Wochenziele setzen: Das System fuer eine fokussierte Woche
Die meisten Wochenziele scheitern nicht an Disziplin — sie scheitern daran, dass sie zu viele sind, zu vage formuliert, oder den eigenen Energiehaushalt ignorieren.
Warum Wochenziele oft nicht funktionieren
Fehler 1: Zu viele Ziele. Fuenf "Hauptziele" fuer eine Woche sind keine Hauptziele. Es ist eine Wunschliste. Das Gehirn kann nicht fuenf Sachen gleichzeitig priorisieren.
Fehler 2: Output-Ziele statt Prozess-Ziele. "Den Report fertigstellen" ist ein Output-Ziel. "Taeglich 90 Minuten am Report arbeiten" ist ein Prozess-Ziel. Letzteres ist kontrollierbarer und nachhaltiger.
Fehler 3: Keine Energieplanung. Eine intensive Praesentation am Montag und ein schwieriges Gespraech am Dienstag plus drei andere Grossziele — das ignoriert, dass Menschen begrenze kognitive und emotionale Energie haben.
Das 3-Ziel-System
Sonntags oder Freitags: Drei Fragen beantworten:
1. Was ist die eine wichtigste Sache diese Woche? (Hauptziel — max. ein)

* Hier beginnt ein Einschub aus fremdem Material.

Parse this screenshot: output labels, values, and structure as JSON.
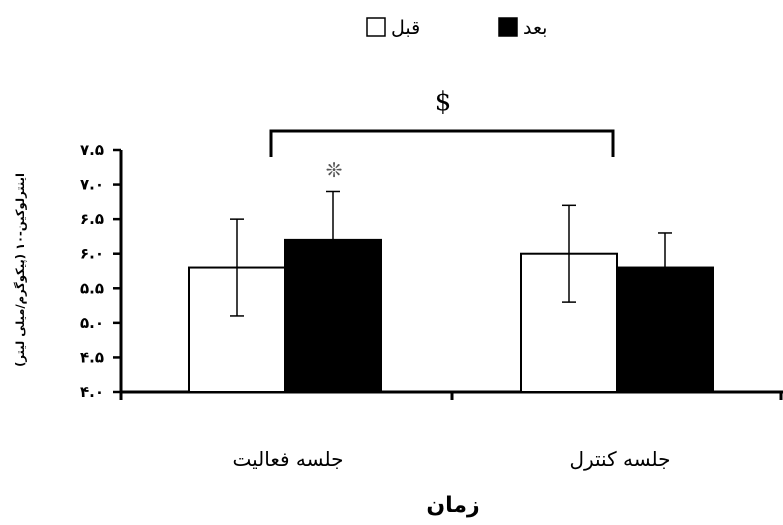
{
  "chart_data": {
    "type": "bar",
    "categories": [
      "جلسه فعالیت",
      "جلسه کنترل"
    ],
    "series": [
      {
        "name": "قبل",
        "values": [
          5.8,
          6.0
        ],
        "errors": [
          0.7,
          0.7
        ],
        "color": "#ffffff"
      },
      {
        "name": "بعد",
        "values": [
          6.2,
          5.8
        ],
        "errors": [
          0.7,
          0.5
        ],
        "color": "#000000"
      }
    ],
    "ylim": [
      4.0,
      7.5
    ],
    "yticks": [
      4.0,
      4.5,
      5.0,
      5.5,
      6.0,
      6.5,
      7.0,
      7.5
    ],
    "ytick_labels": [
      "۴.۰",
      "۴.۵",
      "۵.۰",
      "۵.۵",
      "۶.۰",
      "۶.۵",
      "۷.۰",
      "۷.۵"
    ],
    "xlabel": "زمان",
    "ylabel": "اینترلوکین-۱۰ (پیکوگرم/میلی لیتر)",
    "legend_position": "top-center",
    "grid": false,
    "annotations": {
      "bracket_symbol": "$",
      "significance_symbol": "❊"
    }
  }
}
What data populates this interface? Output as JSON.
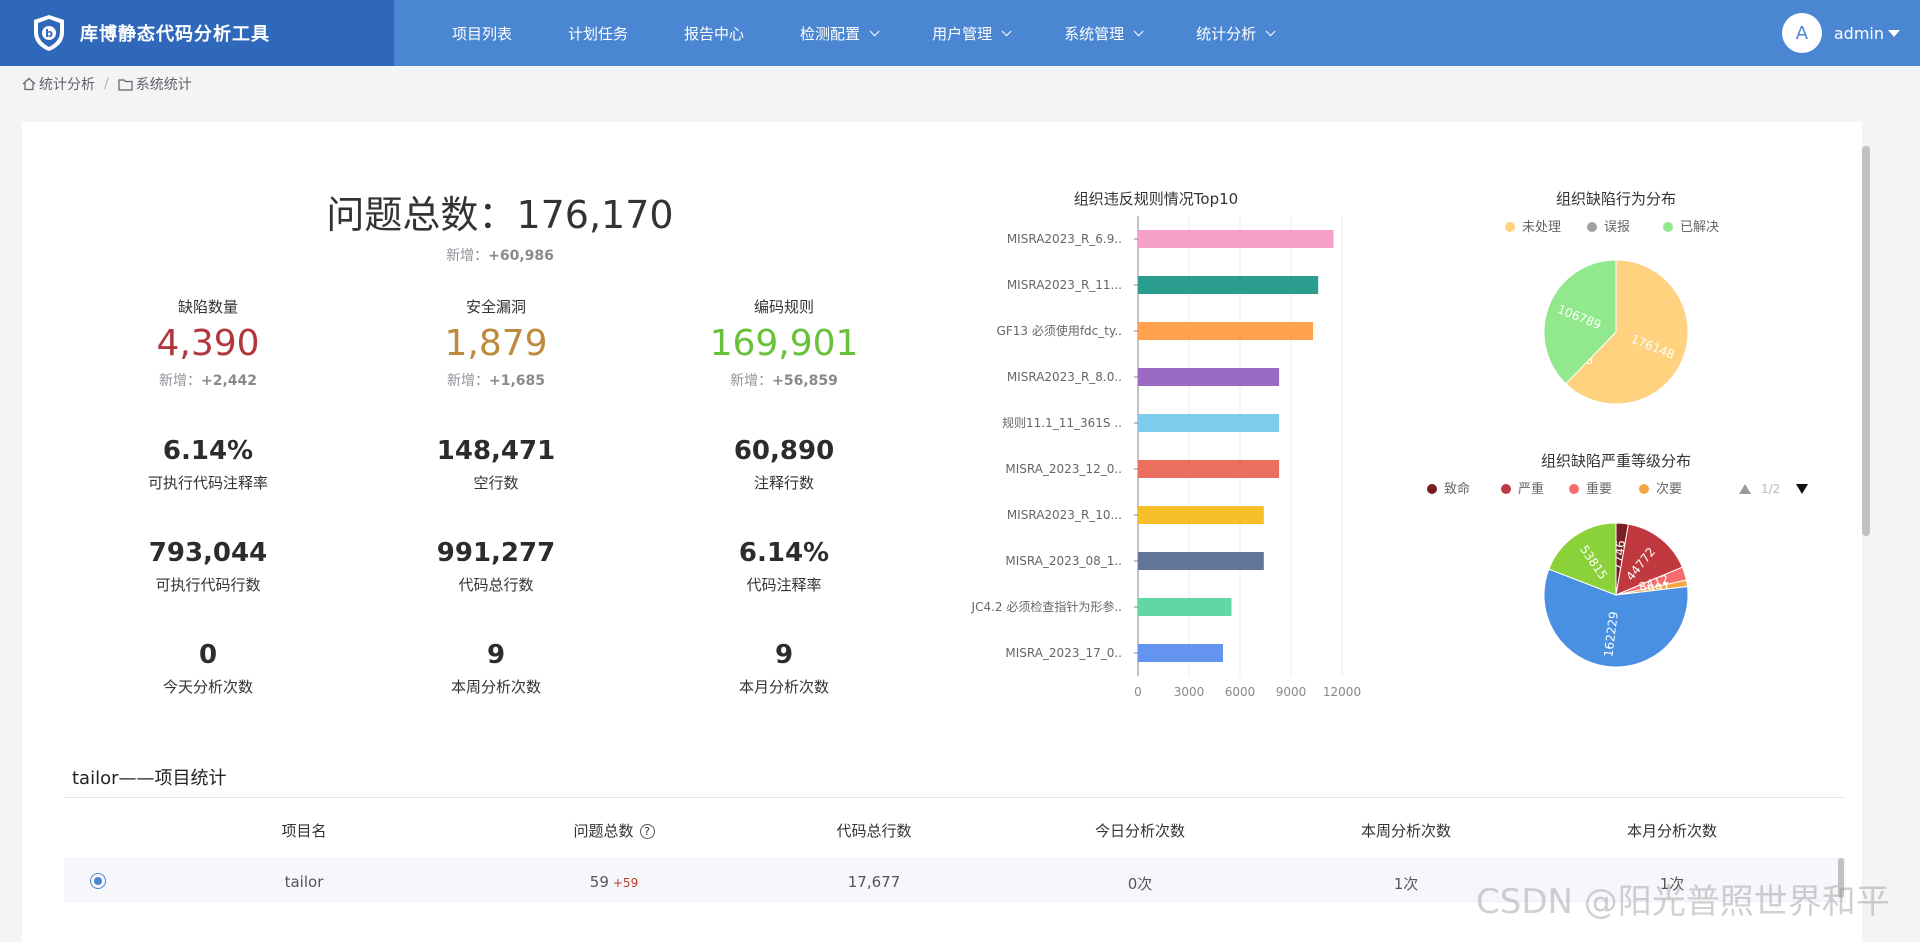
{
  "app": {
    "title": "库博静态代码分析工具"
  },
  "nav": {
    "items": [
      {
        "label": "项目列表",
        "dropdown": false
      },
      {
        "label": "计划任务",
        "dropdown": false
      },
      {
        "label": "报告中心",
        "dropdown": false
      },
      {
        "label": "检测配置",
        "dropdown": true
      },
      {
        "label": "用户管理",
        "dropdown": true
      },
      {
        "label": "系统管理",
        "dropdown": true
      },
      {
        "label": "统计分析",
        "dropdown": true
      }
    ]
  },
  "user": {
    "avatar_letter": "A",
    "name": "admin"
  },
  "breadcrumb": {
    "items": [
      "统计分析",
      "系统统计"
    ],
    "separator": "/"
  },
  "summary": {
    "total_label": "问题总数：",
    "total_value": "176,170",
    "total_new_label": "新增：",
    "total_new_value": "+60,986"
  },
  "categories": [
    {
      "label": "缺陷数量",
      "value": "4,390",
      "color": "#b3363c",
      "new_label": "新增：",
      "new_value": "+2,442"
    },
    {
      "label": "安全漏洞",
      "value": "1,879",
      "color": "#c08a3e",
      "new_label": "新增：",
      "new_value": "+1,685"
    },
    {
      "label": "编码规则",
      "value": "169,901",
      "color": "#67c23a",
      "new_label": "新增：",
      "new_value": "+56,859"
    }
  ],
  "metrics": [
    {
      "value": "6.14%",
      "label": "可执行代码注释率"
    },
    {
      "value": "148,471",
      "label": "空行数"
    },
    {
      "value": "60,890",
      "label": "注释行数"
    },
    {
      "value": "793,044",
      "label": "可执行代码行数"
    },
    {
      "value": "991,277",
      "label": "代码总行数"
    },
    {
      "value": "6.14%",
      "label": "代码注释率"
    },
    {
      "value": "0",
      "label": "今天分析次数"
    },
    {
      "value": "9",
      "label": "本周分析次数"
    },
    {
      "value": "9",
      "label": "本月分析次数"
    }
  ],
  "chart_data": [
    {
      "type": "bar",
      "orientation": "horizontal",
      "title": "组织违反规则情况Top10",
      "categories": [
        "MISRA2023_R_6.9..",
        "MISRA2023_R_11...",
        "GF13 必须使用fdc_ty..",
        "MISRA2023_R_8.0..",
        "规则11.1_11_361S ..",
        "MISRA_2023_12_0..",
        "MISRA2023_R_10...",
        "MISRA_2023_08_1..",
        "JC4.2 必须检查指针为形参..",
        "MISRA_2023_17_0.."
      ],
      "values": [
        11500,
        10600,
        10300,
        8300,
        8300,
        8300,
        7400,
        7400,
        5500,
        5000
      ],
      "colors": [
        "#f5a0c8",
        "#2a9d8f",
        "#ffa14f",
        "#9b6bc4",
        "#7ecbeb",
        "#ec6e5e",
        "#f6bf2a",
        "#637599",
        "#62d7a6",
        "#6395f0"
      ],
      "xlim": [
        0,
        12000
      ],
      "xticks": [
        "0",
        "3000",
        "6000",
        "9000",
        "12000"
      ],
      "grid": true
    },
    {
      "type": "pie",
      "title": "组织缺陷行为分布",
      "legend": [
        "未处理",
        "误报",
        "已解决"
      ],
      "colors": [
        "#ffd27f",
        "#a0a0a0",
        "#92e88c"
      ],
      "values": [
        176148,
        6,
        106789
      ],
      "labels": [
        "176148",
        "6",
        "106789"
      ],
      "legend_position": "top"
    },
    {
      "type": "pie",
      "title": "组织缺陷严重等级分布",
      "legend": [
        "致命",
        "严重",
        "重要",
        "次要"
      ],
      "colors": [
        "#7a1f1f",
        "#c0393e",
        "#f56c6c",
        "#f5a640",
        "#4a90e2",
        "#8bd13a"
      ],
      "values": [
        7746,
        44772,
        8412,
        3991,
        162229,
        53815
      ],
      "labels": [
        "7746",
        "44772",
        "8412",
        "3991",
        "162229",
        "53815"
      ],
      "legend_position": "top",
      "legend_page": "1/2"
    }
  ],
  "project_section": {
    "title": "tailor——项目统计",
    "columns": [
      "项目名",
      "问题总数",
      "代码总行数",
      "今日分析次数",
      "本周分析次数",
      "本月分析次数"
    ],
    "rows": [
      {
        "name": "tailor",
        "issues": "59",
        "issues_new": "+59",
        "lines": "17,677",
        "today": "0次",
        "week": "1次",
        "month": "1次"
      }
    ]
  },
  "watermark": "CSDN @阳光普照世界和平"
}
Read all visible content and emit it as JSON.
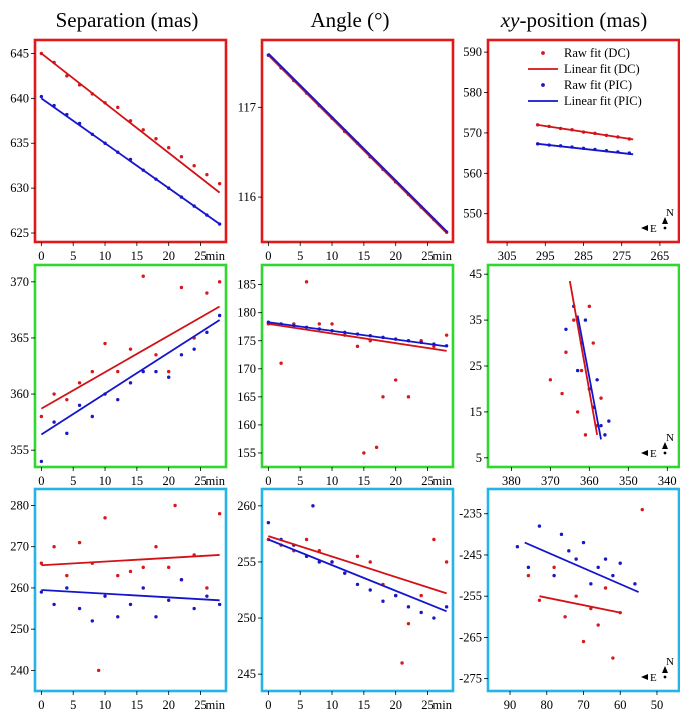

2. Was sind zwei weitere wichtige Dinge? (Nebenziele)
3. Was sind meine Energie-Events diese Woche? (Meetings, schwierige Gespraeche, Reisen — die Energie kosten werden)
Das Ergebnis: Ein realistischer Wochenplan der die verfuegbare Energie beruecksichtigt.
Die Mindoro-Integration
Die woeechentliche Reflexion (Freitag oder Sonntag) hat vier Fragen — und eine davon ist explizit "Was ist naechste Woche das Wichtigste?" Das verbindet Rueckblick (was lief diese Woche) mit Vorausblick (was plane ich naechste Woche).
Diese Kombination — ehrlicher Rueckblick + klare Woechenziele — ist ein geschlossener Regelkreis. Was du geplant hast, ueberprueefst du naechste Woche.